About a week ago there was some issues at my work regarding the fact that I had Wyatt's flyer posted to my door. I had put a couple of flyers in our break room when they were first printed, and noticed about a week later that they were no longer in there. I assumed the cleaning people had thrown them away, and never replaced them because I figured everyone had seen them, and there was one on my office door if anyone was looking for the information. Turns out, that was not the case. I work with two people who have been diagnosed with, and are fighting cancer. And there is apparently a perception that the company is favoring me over them, because I had this flyer hanging up. The company has not done anything to help us, or the two cancer patients I work with. So I am not understanding where that came from. But, I was angry that I was being forced to take the flyer off of my door, which faces inward towards my office. I was angry for quite a few days, actually. But now, I have calmed down about it, and moved on. The flyer and ultrasound photos still sit in my office, they are just not posted up for people to see, only for me to see. And I have decided that aside from the couple of actual friends in my office, my co workers do not need to be informed about me, or Wyatt, or our situation. I don't want to, nor need to, deal with any "office drama" about the situation, especially since here in a couple of months, I won't really be around there.

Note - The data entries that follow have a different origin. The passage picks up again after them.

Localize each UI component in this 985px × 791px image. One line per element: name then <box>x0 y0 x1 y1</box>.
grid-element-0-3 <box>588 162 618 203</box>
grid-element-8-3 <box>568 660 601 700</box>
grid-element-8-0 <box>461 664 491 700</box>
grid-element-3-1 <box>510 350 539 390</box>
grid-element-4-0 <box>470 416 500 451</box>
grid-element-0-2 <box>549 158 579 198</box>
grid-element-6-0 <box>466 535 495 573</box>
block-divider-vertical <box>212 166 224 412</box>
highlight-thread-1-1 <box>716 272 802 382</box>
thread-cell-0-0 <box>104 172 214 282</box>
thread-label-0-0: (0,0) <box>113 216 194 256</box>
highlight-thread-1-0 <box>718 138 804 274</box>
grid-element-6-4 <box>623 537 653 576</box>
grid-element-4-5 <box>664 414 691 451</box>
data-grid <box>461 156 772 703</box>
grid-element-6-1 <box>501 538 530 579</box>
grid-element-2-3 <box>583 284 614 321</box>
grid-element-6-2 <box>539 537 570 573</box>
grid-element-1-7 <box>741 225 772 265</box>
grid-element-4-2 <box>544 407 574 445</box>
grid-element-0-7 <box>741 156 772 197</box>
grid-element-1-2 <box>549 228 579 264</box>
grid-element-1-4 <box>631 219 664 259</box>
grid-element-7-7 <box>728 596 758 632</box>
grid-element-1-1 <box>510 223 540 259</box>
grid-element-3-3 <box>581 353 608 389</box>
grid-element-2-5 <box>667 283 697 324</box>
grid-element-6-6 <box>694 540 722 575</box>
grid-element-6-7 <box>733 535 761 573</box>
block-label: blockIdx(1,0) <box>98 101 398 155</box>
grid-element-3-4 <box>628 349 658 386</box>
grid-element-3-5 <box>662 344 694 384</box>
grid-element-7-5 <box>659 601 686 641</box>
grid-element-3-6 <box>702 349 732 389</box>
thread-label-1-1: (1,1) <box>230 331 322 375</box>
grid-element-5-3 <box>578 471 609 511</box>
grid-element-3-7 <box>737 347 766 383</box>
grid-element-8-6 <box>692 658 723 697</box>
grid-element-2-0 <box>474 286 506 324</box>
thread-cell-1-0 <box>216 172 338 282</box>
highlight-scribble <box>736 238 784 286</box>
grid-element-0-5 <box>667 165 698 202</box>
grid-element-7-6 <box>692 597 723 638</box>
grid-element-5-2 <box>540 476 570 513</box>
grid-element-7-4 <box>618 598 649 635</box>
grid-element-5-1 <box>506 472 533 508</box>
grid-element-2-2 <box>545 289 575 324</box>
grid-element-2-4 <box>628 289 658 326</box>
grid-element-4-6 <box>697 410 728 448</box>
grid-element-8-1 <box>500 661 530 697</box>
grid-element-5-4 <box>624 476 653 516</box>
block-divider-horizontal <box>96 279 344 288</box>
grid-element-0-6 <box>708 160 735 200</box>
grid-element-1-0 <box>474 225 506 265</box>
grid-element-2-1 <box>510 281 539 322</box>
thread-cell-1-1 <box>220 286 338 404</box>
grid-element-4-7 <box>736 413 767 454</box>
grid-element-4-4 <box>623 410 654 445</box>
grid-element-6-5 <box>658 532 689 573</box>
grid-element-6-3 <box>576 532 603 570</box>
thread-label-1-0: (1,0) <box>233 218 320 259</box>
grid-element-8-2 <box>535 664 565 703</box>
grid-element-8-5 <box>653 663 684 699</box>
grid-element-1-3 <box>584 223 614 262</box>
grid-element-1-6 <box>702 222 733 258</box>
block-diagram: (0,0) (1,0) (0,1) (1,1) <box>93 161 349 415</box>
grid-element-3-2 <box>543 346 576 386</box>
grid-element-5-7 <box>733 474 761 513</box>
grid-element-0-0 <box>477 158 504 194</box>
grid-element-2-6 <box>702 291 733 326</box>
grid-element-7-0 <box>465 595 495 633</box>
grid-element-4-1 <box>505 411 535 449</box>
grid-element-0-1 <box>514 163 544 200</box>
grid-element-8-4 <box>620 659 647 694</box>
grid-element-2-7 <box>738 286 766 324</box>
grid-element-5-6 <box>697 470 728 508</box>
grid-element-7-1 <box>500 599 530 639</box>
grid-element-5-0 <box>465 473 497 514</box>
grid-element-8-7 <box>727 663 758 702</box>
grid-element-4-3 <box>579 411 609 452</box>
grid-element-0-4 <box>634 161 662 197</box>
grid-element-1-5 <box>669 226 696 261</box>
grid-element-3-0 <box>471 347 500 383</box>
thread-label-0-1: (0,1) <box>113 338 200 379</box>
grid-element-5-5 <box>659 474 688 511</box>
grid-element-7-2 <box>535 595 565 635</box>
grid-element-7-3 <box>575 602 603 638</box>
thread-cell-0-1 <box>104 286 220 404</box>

Other than that, things have been really good for us. The baby shower is just about finished up, as far as planning goes, and I am so excited for it to finally be party day (two more weeks!). We had a good, albeit different, 4th of July with some of our favorite people, and enjoyed the extra day off. Austyn continues to have a wonderful summer full of fun activities, and we are trying to stay cool :). We see the OB again in 2 weeks, and I am excited to check on Wyatt again. I am starting to feel the yuck of the third trimester, so being able to check on him will help me realize I am just in the third trimester, and nothing additional is wrong. He has been moving and kicking like a champion in there, so I think he is doing well. 

 

We have about 13 weeks left in the pregnancy, and while the "being pregnant is no fun" part of me feels like that is a REALLY long time, the "life is about to get even more scary" part of me realizes that Wyatt's arrival is just around the corner. And while his diagnosis, and planned surgeries and hospital stays, etc. scare the living daylights out of me, I am still excited to meet my 2nd son and to hold and kiss him. He's going to be beautiful and perfect, just like Austyn was the day he was born.